The most widely found category is that which contains surnames derived from a place easily recognizable when surnames were adopted.
When a man left his homeland and moved to another country, he was distinguished from his neighbors by the identity of his homeland -- Walsh hailed from Wales, Norman was from Normandy, Norris was Norwegian.
Some men were from cities well-enough known that the city was the distinguishing reference as in Paris. Towns were used in the same fashion, as were major rivers and geographic features. Less obvious now are those names which identified a man by the location of his house. John Atwood lived at the woods, but exactly which one has long since been lost. Other names can be traced to the exact locale where the first to bear the name kept his residence. As with the Patronymic designators, languages varied in the way a place was denoted, as in the Dutch name Van Gelder (from the county of Gelder). The Germans used Von as the French used de or De, and both often reflected aristocracy.

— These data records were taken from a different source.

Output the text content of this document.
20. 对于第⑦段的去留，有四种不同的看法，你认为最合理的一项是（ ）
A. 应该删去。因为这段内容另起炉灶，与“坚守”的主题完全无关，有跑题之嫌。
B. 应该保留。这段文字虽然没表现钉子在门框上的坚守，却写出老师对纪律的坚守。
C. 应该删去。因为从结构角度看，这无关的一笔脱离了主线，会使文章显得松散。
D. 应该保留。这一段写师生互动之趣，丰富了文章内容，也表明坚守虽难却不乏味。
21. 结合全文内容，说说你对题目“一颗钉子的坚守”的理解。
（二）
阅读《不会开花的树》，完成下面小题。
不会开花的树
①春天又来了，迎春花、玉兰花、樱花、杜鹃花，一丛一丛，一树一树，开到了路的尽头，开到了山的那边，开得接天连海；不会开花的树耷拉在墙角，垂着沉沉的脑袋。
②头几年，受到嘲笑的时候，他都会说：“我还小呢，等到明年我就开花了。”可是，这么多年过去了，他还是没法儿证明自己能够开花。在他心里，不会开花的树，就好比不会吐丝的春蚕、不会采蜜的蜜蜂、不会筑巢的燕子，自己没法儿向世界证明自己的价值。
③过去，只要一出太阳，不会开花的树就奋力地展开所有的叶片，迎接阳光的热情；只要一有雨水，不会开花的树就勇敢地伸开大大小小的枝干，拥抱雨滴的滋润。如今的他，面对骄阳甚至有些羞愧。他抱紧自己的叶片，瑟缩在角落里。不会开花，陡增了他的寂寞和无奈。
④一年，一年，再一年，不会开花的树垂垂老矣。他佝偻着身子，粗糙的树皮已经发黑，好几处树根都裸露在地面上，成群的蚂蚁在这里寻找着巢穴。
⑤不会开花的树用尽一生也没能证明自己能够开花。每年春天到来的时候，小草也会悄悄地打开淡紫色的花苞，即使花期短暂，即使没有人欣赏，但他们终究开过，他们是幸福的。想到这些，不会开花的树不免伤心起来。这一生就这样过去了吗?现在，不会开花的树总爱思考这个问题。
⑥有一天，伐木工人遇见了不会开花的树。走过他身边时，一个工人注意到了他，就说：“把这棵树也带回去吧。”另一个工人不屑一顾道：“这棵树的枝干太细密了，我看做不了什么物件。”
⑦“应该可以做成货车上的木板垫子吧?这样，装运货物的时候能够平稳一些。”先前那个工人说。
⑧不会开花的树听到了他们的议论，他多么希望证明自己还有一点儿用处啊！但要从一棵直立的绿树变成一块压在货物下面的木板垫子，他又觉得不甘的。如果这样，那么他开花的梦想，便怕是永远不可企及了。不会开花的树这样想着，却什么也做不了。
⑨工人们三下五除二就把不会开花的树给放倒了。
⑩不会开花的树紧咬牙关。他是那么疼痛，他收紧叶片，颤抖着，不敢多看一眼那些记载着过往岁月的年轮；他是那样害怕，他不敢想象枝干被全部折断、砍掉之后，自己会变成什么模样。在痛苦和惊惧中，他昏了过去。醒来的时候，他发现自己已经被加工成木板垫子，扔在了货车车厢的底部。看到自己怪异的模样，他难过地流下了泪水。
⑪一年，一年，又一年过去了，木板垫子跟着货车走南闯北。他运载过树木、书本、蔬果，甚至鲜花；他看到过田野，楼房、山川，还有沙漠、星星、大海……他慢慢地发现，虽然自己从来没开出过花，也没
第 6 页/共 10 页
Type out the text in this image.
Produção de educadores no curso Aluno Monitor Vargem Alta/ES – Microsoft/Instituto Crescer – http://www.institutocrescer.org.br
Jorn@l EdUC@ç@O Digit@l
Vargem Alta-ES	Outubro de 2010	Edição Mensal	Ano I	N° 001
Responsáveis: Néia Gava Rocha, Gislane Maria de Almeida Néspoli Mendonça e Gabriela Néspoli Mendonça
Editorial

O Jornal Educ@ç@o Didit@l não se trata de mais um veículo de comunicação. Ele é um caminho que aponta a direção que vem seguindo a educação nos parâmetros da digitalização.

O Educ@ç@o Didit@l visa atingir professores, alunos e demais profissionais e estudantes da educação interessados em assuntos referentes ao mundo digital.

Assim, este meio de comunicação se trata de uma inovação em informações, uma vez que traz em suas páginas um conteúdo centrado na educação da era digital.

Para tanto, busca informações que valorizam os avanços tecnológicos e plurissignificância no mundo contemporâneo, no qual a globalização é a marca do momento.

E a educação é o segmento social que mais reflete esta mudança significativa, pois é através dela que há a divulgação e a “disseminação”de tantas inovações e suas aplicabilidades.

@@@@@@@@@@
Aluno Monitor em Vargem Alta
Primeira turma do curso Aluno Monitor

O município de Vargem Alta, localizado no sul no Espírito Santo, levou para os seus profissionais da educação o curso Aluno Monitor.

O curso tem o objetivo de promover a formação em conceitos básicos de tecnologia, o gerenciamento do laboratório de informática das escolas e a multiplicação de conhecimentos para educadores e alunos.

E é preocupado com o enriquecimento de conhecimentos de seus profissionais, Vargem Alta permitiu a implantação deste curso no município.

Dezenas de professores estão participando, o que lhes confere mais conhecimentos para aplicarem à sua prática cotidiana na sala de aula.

Surnames representing localities are easy to spot if they come from a specific geographical area or part of land: Marsh, Middleton, Sidney, or Ireland, for example. The evolution of language has made others are less obvious: Cullen ("back of the river"), and Dunlop ("muddy hill").
Some sources include: American Surnames by Elsdon C. Smith, Baltimore, 1969; A Dictionary of Surnames , by Patrick Hanks and Flavia Hodges, New York, 1994; Family Names: How Our Surnames Came To America , by J. N. Hook, New York, 1982.